This morning, Speaker of the House Paul Ryan, R-Janesville, catapulted himself to the top of news circuit when he, once again, slammed the door in the face of Republican nominee Donald Trump.
Every small battle of their arduous feud has garnered a wide spectrum of passionate reactions from Republicans across the country, but perhaps the most popular — at least on campus — is pride. Our Wisconsin hero is a real man, and a real Republican. He won’t stand for Trump’s despicable commentary on women. While GOP senators and lawmakers grit their teeth and defend the nominee, Ryan is too principled, too refined a man to idly stand by. His words make obvious he cares for our wives and our daughters.
But his actions speak louder.
The Trump footage which broke the internet over the weekend is nothing short of filth. For women, it is physically and mentally disturbing to sit through, but not because it’s the first time we’ve encountered such grotesque language — quite the opposite. Trump’s words are nothing but an echo of the men shouting from car windows and street corners as we walk home, keys gripped between our knuckles. For some women, these words reverberate on repeat in their minds when they are consumed with memory of the worst night of their life.
We do need to make America great again — let’s start by not electing a misogynist as president
This “locker room talk” does not exist in a bubble. It finds basis in centuries of sexism, oppressive gender roles, patriarchy and objectification. And it finds power in dozens and dozens of laws which perpetuate gender inequality and hold up the pillars of a system which disadvantage women at nearly every political, social and economic level.
A system which Paul Ryan has a prolonged, consistent and embarrassing history of reinforcing.
Fierce opposition to abortion, unfortunately, is the tip of an enormous, misogynistic iceberg. In 2011, Ryan cosponsored a bill banning Medicaid from funding abortions even in the case of rape and incest. In the same year, he cast a vote in favor of the Protect Life Act — otherwise known as the “Let Women Die Bill” — which would have given hospitals permission to deny women abortions, or any care whatsoever, whether or not childbirth put their life at risk, eliminating the standing requirement that a hospital must stabilize the woman at minimum before transferring her to a hospital which will complete the abortion.

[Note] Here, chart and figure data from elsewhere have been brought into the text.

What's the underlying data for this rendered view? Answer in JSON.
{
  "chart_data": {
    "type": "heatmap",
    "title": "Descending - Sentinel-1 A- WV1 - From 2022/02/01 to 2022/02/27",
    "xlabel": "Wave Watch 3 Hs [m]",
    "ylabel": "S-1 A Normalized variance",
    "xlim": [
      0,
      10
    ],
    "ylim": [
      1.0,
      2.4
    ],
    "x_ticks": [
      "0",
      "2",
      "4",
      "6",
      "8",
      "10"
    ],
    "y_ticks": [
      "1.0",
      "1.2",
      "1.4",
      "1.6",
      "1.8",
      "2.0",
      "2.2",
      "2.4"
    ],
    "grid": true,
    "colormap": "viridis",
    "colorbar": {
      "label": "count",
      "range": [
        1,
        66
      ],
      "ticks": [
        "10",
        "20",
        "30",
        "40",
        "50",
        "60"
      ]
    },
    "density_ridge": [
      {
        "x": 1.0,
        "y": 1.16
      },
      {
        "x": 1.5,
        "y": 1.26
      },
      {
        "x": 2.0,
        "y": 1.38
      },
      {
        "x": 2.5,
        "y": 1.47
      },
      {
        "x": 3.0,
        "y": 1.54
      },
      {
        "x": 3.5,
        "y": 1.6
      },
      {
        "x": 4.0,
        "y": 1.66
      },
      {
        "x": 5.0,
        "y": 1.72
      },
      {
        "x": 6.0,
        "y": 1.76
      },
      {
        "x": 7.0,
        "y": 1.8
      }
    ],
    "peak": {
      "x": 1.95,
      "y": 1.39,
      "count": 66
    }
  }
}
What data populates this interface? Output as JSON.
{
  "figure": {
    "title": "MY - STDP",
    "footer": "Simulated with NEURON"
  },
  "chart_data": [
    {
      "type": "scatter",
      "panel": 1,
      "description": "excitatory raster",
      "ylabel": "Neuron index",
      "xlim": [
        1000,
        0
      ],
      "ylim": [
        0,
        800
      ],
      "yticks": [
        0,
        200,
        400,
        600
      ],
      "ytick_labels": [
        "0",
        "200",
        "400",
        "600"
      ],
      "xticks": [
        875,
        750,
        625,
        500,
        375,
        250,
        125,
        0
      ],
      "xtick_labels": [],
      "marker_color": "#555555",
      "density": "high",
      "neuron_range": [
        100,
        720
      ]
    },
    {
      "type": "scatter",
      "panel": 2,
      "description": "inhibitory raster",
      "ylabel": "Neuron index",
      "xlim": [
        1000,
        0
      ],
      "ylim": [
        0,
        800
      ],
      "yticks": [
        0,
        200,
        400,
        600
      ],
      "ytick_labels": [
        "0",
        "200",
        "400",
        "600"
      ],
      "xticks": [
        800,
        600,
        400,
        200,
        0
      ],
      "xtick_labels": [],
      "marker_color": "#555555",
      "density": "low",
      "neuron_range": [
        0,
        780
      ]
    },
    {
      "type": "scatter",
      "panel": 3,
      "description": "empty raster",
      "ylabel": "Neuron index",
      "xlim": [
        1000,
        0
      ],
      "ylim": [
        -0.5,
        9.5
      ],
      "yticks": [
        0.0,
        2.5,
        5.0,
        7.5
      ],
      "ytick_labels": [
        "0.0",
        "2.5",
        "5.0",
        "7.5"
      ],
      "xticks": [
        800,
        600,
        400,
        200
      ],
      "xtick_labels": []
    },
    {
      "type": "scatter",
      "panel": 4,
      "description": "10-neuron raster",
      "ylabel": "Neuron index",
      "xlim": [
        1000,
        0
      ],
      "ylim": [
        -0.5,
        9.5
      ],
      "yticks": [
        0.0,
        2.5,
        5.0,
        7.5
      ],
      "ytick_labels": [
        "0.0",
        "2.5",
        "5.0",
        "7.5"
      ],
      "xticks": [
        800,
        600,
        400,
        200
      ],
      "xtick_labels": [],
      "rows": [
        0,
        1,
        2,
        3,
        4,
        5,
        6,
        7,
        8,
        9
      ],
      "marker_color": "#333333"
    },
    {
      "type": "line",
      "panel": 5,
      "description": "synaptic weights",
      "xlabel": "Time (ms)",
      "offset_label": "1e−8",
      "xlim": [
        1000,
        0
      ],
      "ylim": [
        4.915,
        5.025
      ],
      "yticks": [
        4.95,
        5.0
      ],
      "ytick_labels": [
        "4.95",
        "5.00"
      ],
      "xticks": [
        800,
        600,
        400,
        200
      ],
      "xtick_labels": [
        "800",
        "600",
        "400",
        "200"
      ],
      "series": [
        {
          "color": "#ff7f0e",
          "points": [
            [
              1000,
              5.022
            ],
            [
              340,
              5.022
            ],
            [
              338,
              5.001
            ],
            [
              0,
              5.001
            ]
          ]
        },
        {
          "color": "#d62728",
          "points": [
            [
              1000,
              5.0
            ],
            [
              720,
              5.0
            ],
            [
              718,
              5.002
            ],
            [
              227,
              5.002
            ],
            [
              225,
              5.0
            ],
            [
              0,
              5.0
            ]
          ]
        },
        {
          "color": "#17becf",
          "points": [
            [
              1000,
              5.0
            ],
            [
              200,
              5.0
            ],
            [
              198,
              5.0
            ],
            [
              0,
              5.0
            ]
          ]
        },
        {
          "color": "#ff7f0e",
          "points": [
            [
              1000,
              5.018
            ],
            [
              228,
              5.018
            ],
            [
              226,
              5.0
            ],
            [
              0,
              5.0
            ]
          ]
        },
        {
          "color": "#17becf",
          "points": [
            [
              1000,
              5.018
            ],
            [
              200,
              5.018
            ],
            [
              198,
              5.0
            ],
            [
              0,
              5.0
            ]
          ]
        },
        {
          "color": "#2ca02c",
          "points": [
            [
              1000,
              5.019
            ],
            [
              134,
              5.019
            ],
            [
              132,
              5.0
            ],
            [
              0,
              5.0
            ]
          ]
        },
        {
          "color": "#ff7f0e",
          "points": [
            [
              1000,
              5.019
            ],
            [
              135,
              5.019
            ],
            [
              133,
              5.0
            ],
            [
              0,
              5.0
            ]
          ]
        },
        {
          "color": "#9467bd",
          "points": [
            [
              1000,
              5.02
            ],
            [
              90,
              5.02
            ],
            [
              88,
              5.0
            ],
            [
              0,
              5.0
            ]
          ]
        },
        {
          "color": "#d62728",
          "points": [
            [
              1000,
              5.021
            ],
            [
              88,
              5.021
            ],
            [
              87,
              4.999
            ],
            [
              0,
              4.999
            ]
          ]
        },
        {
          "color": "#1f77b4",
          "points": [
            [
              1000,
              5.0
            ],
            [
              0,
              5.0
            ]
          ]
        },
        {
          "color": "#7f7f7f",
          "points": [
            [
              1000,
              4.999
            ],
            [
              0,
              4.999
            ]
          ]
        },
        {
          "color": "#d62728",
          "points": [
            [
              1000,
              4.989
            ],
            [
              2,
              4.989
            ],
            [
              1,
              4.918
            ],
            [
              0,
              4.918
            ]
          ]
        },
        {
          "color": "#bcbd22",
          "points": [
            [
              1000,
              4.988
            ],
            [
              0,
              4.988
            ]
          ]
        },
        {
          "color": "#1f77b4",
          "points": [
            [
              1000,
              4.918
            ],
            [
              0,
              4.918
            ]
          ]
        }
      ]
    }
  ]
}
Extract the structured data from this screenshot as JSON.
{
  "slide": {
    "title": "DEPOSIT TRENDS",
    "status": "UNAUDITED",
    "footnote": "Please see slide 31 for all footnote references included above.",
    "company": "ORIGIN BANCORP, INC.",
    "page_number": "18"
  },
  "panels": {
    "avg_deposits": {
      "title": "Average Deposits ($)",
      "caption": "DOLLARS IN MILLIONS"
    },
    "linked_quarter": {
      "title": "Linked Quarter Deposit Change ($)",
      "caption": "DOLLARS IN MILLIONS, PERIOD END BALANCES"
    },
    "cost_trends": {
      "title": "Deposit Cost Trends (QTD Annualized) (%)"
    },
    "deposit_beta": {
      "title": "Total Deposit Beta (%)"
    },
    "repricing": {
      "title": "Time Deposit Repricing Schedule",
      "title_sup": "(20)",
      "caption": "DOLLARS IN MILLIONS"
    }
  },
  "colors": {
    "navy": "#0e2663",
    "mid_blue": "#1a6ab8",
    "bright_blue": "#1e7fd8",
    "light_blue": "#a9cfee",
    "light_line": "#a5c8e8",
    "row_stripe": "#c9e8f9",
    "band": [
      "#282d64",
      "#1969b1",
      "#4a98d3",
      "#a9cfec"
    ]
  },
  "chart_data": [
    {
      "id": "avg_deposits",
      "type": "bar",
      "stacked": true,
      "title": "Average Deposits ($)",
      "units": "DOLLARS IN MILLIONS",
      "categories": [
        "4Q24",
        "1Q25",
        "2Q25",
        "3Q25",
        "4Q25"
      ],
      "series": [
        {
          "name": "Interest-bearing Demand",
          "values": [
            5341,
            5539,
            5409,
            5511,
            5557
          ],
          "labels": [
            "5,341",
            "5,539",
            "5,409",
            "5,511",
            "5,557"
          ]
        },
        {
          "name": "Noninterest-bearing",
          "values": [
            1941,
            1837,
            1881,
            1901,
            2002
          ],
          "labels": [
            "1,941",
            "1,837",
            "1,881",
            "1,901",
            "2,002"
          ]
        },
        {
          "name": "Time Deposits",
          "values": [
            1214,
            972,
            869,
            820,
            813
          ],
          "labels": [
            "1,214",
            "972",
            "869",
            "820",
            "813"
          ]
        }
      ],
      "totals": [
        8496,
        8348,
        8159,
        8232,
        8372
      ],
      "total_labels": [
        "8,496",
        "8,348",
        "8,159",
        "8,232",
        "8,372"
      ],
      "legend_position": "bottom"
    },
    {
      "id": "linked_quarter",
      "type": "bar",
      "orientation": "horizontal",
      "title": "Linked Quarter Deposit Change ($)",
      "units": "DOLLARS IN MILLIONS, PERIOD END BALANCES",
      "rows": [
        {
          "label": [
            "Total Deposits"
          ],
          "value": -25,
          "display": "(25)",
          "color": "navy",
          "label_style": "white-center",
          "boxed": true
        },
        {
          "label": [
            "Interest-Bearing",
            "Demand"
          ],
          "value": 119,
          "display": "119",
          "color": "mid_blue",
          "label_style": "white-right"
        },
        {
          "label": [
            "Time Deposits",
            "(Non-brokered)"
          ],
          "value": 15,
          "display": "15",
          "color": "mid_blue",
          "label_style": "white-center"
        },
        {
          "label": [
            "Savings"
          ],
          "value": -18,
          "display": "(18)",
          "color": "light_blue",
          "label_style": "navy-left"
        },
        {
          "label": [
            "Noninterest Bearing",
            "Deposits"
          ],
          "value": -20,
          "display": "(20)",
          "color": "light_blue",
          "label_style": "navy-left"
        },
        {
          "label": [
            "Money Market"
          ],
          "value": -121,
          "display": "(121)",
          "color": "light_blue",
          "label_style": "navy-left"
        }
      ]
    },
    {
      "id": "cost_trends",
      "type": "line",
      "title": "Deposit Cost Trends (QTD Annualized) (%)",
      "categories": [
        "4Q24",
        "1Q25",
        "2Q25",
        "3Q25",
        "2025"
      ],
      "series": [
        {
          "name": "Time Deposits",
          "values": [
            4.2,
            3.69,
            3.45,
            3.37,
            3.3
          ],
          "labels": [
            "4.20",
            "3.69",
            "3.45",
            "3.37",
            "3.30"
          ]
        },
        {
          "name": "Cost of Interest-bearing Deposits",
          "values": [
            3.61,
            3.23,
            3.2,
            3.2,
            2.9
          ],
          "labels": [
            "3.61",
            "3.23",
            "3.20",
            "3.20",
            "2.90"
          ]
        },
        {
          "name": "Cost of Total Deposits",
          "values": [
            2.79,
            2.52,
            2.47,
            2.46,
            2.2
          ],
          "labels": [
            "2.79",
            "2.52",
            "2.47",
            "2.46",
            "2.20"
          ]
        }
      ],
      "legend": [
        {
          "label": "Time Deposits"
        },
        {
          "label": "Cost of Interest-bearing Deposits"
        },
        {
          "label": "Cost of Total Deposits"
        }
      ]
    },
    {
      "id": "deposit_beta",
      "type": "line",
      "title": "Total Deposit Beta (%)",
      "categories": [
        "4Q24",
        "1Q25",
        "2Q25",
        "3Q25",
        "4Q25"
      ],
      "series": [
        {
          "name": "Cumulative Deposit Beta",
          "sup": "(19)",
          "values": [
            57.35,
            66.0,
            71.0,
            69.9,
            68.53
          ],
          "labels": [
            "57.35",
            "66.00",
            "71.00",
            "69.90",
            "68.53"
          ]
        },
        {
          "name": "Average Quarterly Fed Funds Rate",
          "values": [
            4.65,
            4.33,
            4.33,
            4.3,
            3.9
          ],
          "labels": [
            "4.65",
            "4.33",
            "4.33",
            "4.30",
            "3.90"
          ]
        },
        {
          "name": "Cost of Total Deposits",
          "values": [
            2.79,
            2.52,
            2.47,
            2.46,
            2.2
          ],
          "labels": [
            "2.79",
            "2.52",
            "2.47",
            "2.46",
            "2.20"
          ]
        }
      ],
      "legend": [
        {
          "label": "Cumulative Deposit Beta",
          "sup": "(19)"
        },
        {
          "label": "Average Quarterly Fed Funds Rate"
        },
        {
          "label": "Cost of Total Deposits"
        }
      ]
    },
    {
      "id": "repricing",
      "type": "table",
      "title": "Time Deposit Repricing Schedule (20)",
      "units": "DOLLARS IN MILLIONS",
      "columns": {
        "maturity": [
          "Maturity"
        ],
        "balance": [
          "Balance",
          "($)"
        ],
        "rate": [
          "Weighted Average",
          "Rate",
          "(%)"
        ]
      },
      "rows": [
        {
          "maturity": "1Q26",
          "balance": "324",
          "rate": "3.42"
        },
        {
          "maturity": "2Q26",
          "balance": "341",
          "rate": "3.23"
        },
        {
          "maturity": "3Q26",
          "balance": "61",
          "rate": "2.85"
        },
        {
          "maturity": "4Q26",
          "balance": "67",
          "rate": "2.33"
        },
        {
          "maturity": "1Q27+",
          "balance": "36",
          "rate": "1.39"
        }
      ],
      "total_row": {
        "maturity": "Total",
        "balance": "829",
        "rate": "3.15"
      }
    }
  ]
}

Wisconsin now has only two Planned Parenthood abortion clinics
Being pro-life is one thing. Prioritizing the life of a fetus over a woman who was drugged, raped or at risk of death, or all three, is another.
When President Obama signed into law the Lilly Ledbetter Fair Pay Act in 2009 — legislation which grants women the right to challenge their employers when they are not granted equal pay — Ryan stood his ground in the pit of opposition. He vehemently opposed Title X funding for family planning geared towards low-income patients, repeatedly attacked social services which serve women and refuses to support paid family leave.
On the LBGTQ rights front, Ryan is disgraceful. He has been voting to ban gay adoption since 1999 — nearly 20 years — and in 2012 voted against the creation of hate crime laws covering bias incidents aimed at the gay community. I could go on, but do I need to?
And after all of this, Ryan suddenly cannot defend a womanizer?
You can’t vote for dozens upon dozens of social policies which disadvantage women, strip them of their rights, silence their cries and reinforce a culture of heteronormative patriarchy and then immediately feign dismay that men are using repulsive, derogatory language to objectify them as though they are red meat. It’s the height of hypocrisy. It’s the cause and effect of repressive legislation.
The reality is that every sentence which escaped Trump’s mouth in 2005 has been repeated hundreds of thousands of times since. Many of us know this is wrong. Many of us speak out against it in every space we can. But not many of us are in any position to stand on the House floor and sign into law durable, tangible change.
Paul Ryan is. But he has expended decades’ worth of blood, sweat and tears fighting to ensure every single archaic piece of law stays exactly the same, bulletproof, down to the letter.
Of course Ryan mustered up the courage to “not condone” this latest development in the ever-thickening plot of the national embarrassment that is the Donald Trump bid for presidency. But ultimately, that courage won’t stop him from sliding just one day closer to penciling in just one more ballot which will weigh on the shoulders of American women, as he has done so many times before.
Donald Trump believes he has the right to exert control over my body and has proven it with his words. Paul Ryan has proven it with his career.
Thank you, Mr. Ryan, for standing up for women. Next time, vote for us.
Yusra Murad ([email protected]) is a junior majoring in psychology with certificates in business and global health.